Joe Purl, food scientist and culinary chef for Cargill, shares some insights on meat and poultry processors' effort to reduce sodium in their products.

How is sodium reduction meshing with processors’ overall efforts at developing cleaner label products?

Joe Purl : Without a formal definition, “clean label” is an idea that continues to evolve. However, for many consumers, health and wellness considerations play a role in their label concerns. In this regard, sodium reduction is certainly part of the equation. Potassium chloride is often a central player in sodium reduction, offering similar functionality to the salt it replaces. With the recent FDA ruling on using potassium salt as an alternative name for potassium chloride, Cargill is monitoring consumer responses to the health perception and purchase intent of potassium salt over time.

What innovations in sodium reduction ingredients are influencing product development for meat and poultry?

Joe Purl : We’ve found potassium salt can serve as a 1:1 replacement for sodium chloride since it offers similar functionality to salt. With potassium salt, manufacturers can count on maintaining the same great taste, texture and shelf life of their foods, all while reducing the sodium content up to 50%. Deeper salt reductions, up to 50%, are possible in more seasoned products like meat sticks, while more neutral flavor applications, like deli poultry meat, might only allow for a 30% salt reduction.
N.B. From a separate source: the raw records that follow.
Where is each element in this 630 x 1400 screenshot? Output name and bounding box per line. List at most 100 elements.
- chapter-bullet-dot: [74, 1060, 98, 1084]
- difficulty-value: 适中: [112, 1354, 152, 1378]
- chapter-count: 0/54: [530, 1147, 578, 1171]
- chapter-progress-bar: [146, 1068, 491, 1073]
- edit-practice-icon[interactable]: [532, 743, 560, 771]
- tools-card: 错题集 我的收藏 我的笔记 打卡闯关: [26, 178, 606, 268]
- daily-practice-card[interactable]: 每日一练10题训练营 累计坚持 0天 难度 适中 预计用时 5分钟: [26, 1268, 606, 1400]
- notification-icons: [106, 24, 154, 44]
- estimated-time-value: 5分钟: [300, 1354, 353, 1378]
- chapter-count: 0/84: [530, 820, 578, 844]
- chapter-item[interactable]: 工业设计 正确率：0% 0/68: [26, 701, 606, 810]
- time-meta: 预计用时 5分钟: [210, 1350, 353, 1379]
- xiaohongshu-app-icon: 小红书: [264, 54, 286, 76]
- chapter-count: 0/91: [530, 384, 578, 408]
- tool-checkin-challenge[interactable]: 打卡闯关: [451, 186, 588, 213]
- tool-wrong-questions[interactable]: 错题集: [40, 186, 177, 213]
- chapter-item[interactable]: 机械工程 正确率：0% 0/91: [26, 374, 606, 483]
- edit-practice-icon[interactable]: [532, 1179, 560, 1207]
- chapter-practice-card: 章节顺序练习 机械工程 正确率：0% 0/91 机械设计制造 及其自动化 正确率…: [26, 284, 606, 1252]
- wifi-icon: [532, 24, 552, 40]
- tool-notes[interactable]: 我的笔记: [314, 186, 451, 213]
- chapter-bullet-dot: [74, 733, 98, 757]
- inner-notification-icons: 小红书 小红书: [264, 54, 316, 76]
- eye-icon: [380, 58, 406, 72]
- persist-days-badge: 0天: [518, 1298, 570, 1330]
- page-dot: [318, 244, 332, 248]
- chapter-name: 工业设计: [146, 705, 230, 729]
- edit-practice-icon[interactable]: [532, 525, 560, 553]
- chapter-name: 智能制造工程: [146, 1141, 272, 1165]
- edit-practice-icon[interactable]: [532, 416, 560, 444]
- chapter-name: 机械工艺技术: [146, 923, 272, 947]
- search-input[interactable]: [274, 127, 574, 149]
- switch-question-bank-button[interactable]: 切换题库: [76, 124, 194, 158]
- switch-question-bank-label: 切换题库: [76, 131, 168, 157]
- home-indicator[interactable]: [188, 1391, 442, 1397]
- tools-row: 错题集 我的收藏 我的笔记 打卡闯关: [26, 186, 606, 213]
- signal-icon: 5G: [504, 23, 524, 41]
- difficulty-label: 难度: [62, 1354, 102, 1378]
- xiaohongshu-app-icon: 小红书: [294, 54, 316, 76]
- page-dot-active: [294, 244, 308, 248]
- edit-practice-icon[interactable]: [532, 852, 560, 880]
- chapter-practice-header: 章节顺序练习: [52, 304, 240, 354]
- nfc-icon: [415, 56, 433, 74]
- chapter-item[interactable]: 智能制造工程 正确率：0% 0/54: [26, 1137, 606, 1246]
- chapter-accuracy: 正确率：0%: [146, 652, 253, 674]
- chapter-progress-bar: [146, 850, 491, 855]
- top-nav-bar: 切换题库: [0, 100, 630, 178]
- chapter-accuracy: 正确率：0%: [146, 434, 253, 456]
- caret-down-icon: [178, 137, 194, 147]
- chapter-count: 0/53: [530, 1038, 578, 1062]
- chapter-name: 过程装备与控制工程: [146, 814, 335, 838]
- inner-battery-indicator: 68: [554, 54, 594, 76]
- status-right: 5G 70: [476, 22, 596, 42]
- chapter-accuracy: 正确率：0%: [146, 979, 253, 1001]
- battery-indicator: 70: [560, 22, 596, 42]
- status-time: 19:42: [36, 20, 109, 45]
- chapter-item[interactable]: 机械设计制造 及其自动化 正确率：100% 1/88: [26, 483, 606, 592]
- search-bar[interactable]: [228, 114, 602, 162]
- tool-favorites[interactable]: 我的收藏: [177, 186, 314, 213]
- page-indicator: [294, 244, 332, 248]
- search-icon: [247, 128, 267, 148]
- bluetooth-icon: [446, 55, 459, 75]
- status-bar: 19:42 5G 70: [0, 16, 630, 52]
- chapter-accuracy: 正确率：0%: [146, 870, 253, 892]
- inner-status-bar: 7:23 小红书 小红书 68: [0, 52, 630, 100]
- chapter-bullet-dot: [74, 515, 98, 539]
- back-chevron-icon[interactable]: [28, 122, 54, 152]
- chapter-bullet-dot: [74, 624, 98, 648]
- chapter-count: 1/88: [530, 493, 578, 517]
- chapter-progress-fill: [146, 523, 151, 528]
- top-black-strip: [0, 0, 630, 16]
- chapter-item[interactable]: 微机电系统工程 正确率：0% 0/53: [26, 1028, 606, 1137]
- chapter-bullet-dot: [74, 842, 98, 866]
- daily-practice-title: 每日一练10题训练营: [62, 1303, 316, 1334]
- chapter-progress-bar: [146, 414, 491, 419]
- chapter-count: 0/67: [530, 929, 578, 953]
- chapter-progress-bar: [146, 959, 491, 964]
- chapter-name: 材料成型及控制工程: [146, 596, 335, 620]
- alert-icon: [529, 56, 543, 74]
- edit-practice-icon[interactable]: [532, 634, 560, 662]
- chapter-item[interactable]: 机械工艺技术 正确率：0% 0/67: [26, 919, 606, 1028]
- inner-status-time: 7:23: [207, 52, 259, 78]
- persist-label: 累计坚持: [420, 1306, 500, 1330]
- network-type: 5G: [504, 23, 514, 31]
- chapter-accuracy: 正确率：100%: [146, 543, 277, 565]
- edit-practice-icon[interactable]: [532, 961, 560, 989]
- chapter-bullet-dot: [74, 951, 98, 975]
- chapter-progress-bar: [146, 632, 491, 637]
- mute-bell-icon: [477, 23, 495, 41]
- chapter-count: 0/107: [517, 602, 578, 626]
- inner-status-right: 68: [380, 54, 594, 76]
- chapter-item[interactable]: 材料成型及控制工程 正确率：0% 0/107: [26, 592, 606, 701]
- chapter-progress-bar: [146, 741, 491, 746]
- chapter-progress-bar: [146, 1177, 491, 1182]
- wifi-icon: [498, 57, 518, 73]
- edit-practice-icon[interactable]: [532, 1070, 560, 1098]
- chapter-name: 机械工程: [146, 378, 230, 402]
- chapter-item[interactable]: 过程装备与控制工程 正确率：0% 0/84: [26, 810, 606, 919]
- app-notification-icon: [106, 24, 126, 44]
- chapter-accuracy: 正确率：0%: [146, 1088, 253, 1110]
Ultimately, finding the right balance will depend on the application, and our experts can help brands find the right solution for their specific product. While there are no silver bullets when it comes to sodium reduction, solutions like potassium salt can enable significant salt reductions, while still meeting processors’ yield goals and consumers’ taste expectations.

 What ingredient best practices should processors keep in mind when crafting a low-sodium product?

Joe Purl : Humidity storage conditions for salt are critical for maintaining good free flowing salt (store <75% RH), and even more important for potassium salt, which has an even higher affinity than granulated salt (store <85% RH). From a product developer perspective, the first step is identifying all the sources of sodium-containing ingredients in a formula (e.g., salt, sodium lactate, etc.) and understanding their functional role in the meat products. If possible, greater success comes from finding partial replacements of all sodium containing ingredients to give a better balance in terms of functionality. Addressing alternatives for all sources leads to a more robust solution from a taste, texture, and consumer acceptability perspective. 

What spices/flavorings for cured meats create a better flavor profile in a low sodium product?

Joe Purl : This is very much application dependent; there is no single profile that fits better than others. Salt has such a profound impact on flavor balance such as sweet and salty or the acid and salty balance that based on your application and reduction levels targeted you will likely need a unique seasoning blend to help balance the profile.